Duration and yield curves
Corporate credit
EM bonds and FX

EQUITIES
Prefer structural stories over euphoria
Barry GLAVIN
Head of Equity Platform
US and European equities reached record levels in January despite mixed economic and geopolitical newsflow. Now, valuation dispersion across regions, together with earnings strength, will determine which markets outperform. The reporting season now under way will test EPS growth and, more importantly, capex. In the US, we are concerned about concentration risks, political uncertainty, and misallocation of capital in the AI space. These risks do not justify the current valuations that markets are demanding.
We reaffirm our conviction in diversifying away from the US and AI hyperscalers towards structural stories such as Japan, EM and Europe. Overall, we aim to benefit from volatility when presented with a good balance between valuations and earnings potential.
Developed Markets
Emerging Markets

MULTI-ASSET
Strengthen safeguards, finetune risk
Francesco SANDRINI
CIO Italy & Global Head of Multi-Asset
John O’TOOLE
Global Head - CIO Solutions
The economic backdrop in the US and Europe is reasonable, but there are indications of slowing US labour markets when valuations are high across many asset classes. Additionally, recent geopolitical newsflow underscores the need for caution, with an overall mild pro-risk stance. Our positive views on equities and credit are supported by a solid profit cycle, robust momentum, and ample liquidity. Specifically, we explore areas of value in EM, and would like to underscore the need to amplify safeguards through gold and reinforce hedges in US and European risk assets.

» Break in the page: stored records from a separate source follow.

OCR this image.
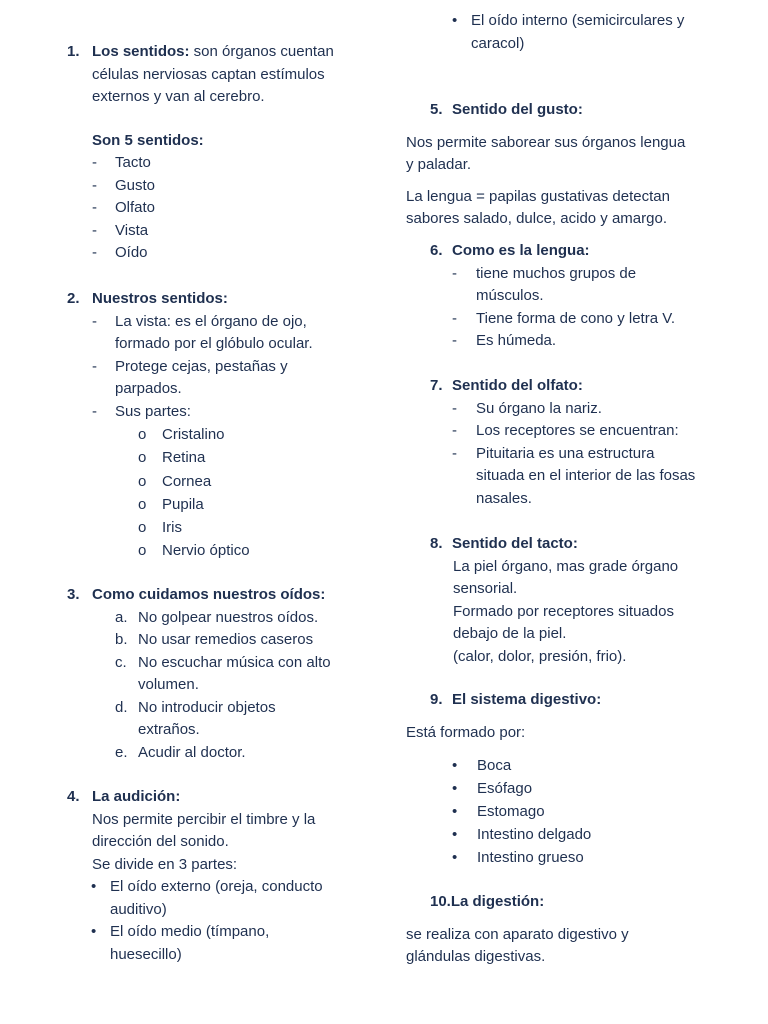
1. Los sentidos: son órganos cuentan
células nerviosas captan estímulos
externos y van al cerebro.
Son 5 sentidos:
- Tacto
- Gusto
- Olfato
- Vista
- Oído
2. Nuestros sentidos:
- La vista: es el órgano de ojo,
formado por el glóbulo ocular.
- Protege cejas, pestañas y
parpados.
- Sus partes:
o Cristalino
o Retina
o Cornea
o Pupila
o Iris
o Nervio óptico
3. Como cuidamos nuestros oídos:
a. No golpear nuestros oídos.
b. No usar remedios caseros
c. No escuchar música con alto
volumen.
d. No introducir objetos
extraños.
e. Acudir al doctor.
4. La audición:
Nos permite percibir el timbre y la
dirección del sonido.
Se divide en 3 partes:
• El oído externo (oreja, conducto
auditivo)
• El oído medio (tímpano,
huesecillo)
• El oído interno (semicirculares y
caracol)
5. Sentido del gusto:
Nos permite saborear sus órganos lengua
y paladar.
La lengua = papilas gustativas detectan
sabores salado, dulce, acido y amargo.
6. Como es la lengua:
- tiene muchos grupos de
músculos.
- Tiene forma de cono y letra V.
- Es húmeda.
7. Sentido del olfato:
- Su órgano la nariz.
- Los receptores se encuentran:
- Pituitaria es una estructura
situada en el interior de las fosas
nasales.
8. Sentido del tacto:
La piel órgano, mas grade órgano
sensorial.
Formado por receptores situados
debajo de la piel.
(calor, dolor, presión, frio).
9. El sistema digestivo:
Está formado por:
• Boca
• Esófago
• Estomago
• Intestino delgado
• Intestino grueso
10.La digestión:
se realiza con aparato digestivo y
glándulas digestivas.
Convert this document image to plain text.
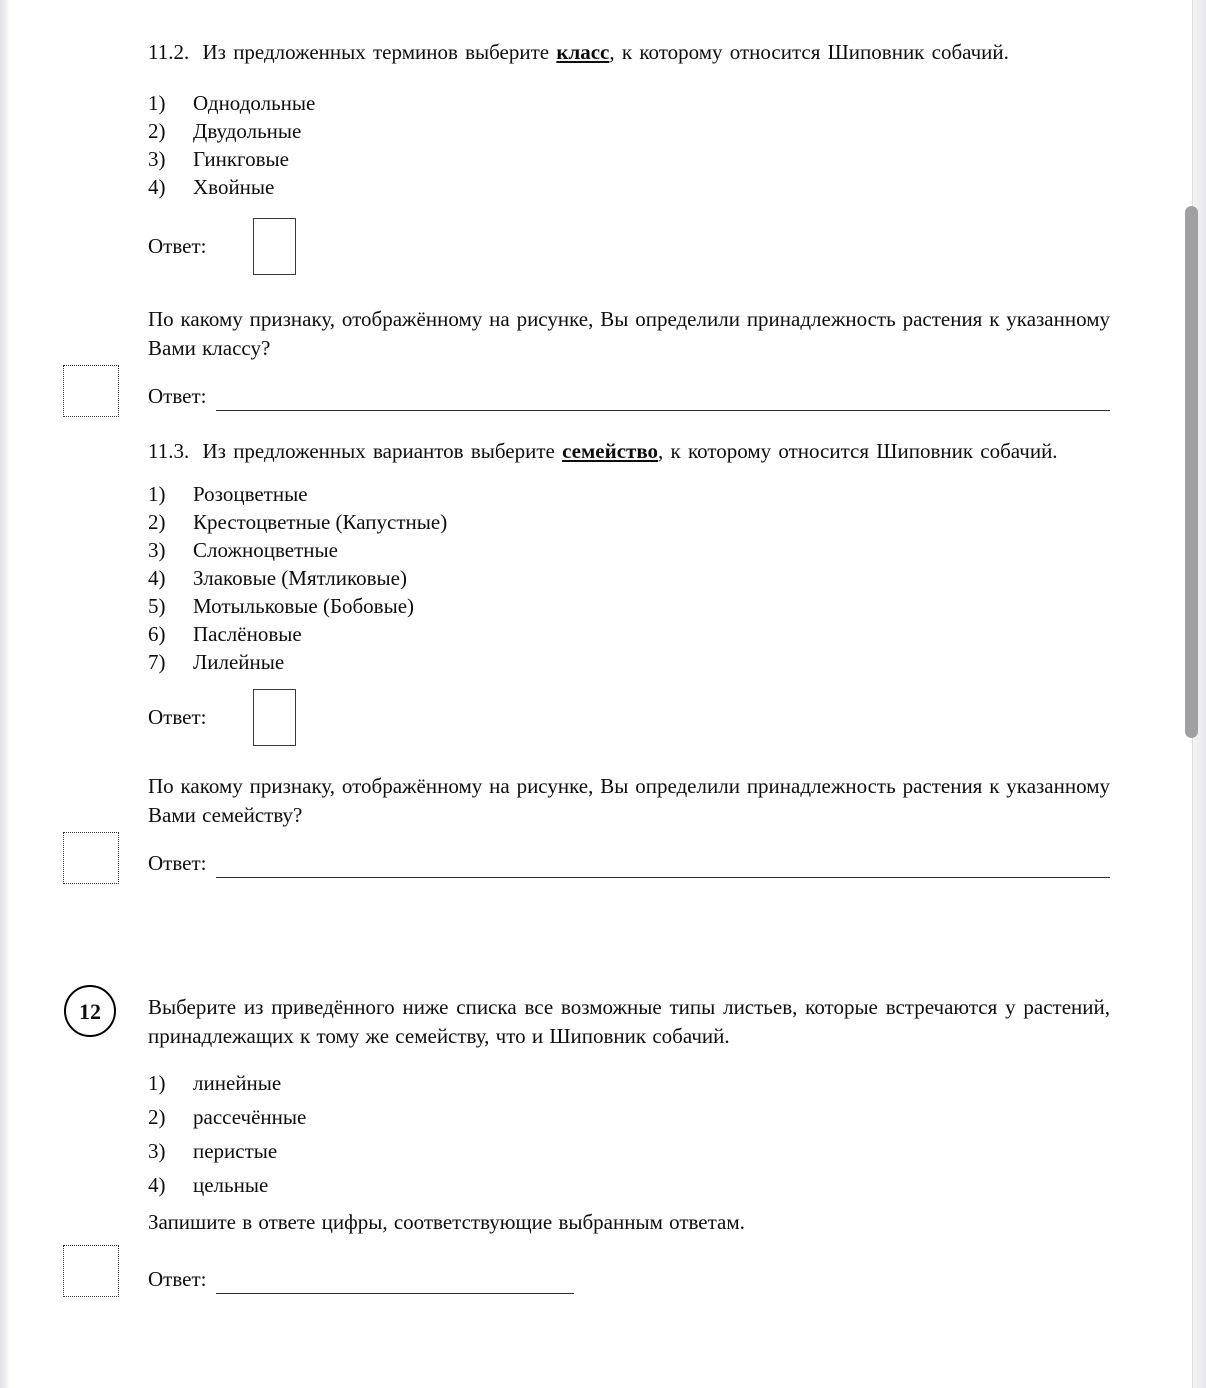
11.2. Из предложенных терминов выберите класс, к которому относится Шиповник собачий.

1)	Однодольные
2)	Двудольные
3)	Гинкговые
4)	Хвойные
Ответ:

По какому признаку, отображённому на рисунке, Вы определили принадлежность растения к указанному Вами классу?

Ответ:

11.3. Из предложенных вариантов выберите семейство, к которому относится Шиповник собачий.

1)	Розоцветные
2)	Крестоцветные (Капустные)
3)	Сложноцветные
4)	Злаковые (Мятликовые)
5)	Мотыльковые (Бобовые)
6)	Паслёновые
7)	Лилейные
Ответ:

По какому признаку, отображённому на рисунке, Вы определили принадлежность растения к указанному Вами семейству?

Ответ:
12	Выберите из приведённого ниже списка все возможные типы листьев, которые встречаются у растений, принадлежащих к тому же семейству, что и Шиповник собачий.

1)	линейные
2)	рассечённые
3)	перистые
4)	цельные

Запишите в ответе цифры, соответствующие выбранным ответам.

Ответ:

While we are positive on equities through the Europe, the UK and US, we have carefully upgraded our stance on EM by turning positive on LatAm. In general, LatAm offers attractive relative valuations compared with the rest of the EM. Brazil, the region’s largest economy, is in a monetary-easing cycle; this, coupled with expectations of strong earnings this year, should be positive for Brazilian equities.
We are constructive on US (5Y) and EU (10Y) duration. In the US, weakness in labour markets is combined with a limited pass through of higher tariffs to inflation. We remain positive on USTs due to potential weakness in growth or corporate earnings, and any tightening of financial conditions but have hedged this view through derivatives. We also continue to prefer Italian BTPs over the Bunds, but are cautious on JGBs as fiscal pressures persist. Corporate credit in EU IG is likely to show robust demand.
In commodities, we have become more constructive on gold. While medium term catalysts persist, now an increased preference for physical deliveries of gold over derivatives signal market expectations of stress. On oil, however, we have turned cautious amid limited price support from OPEC. In FX, we are positive on NOK and JPY vs the EUR. BoJ rates normalisation could trigger a JPY rally, whereas high inflation in Norway should prevent the central bank from reducing rates.
"We have raised our stance marginally on emerging market equities, and upgraded gold due to higher geopolitical tensions and benefit from its stability".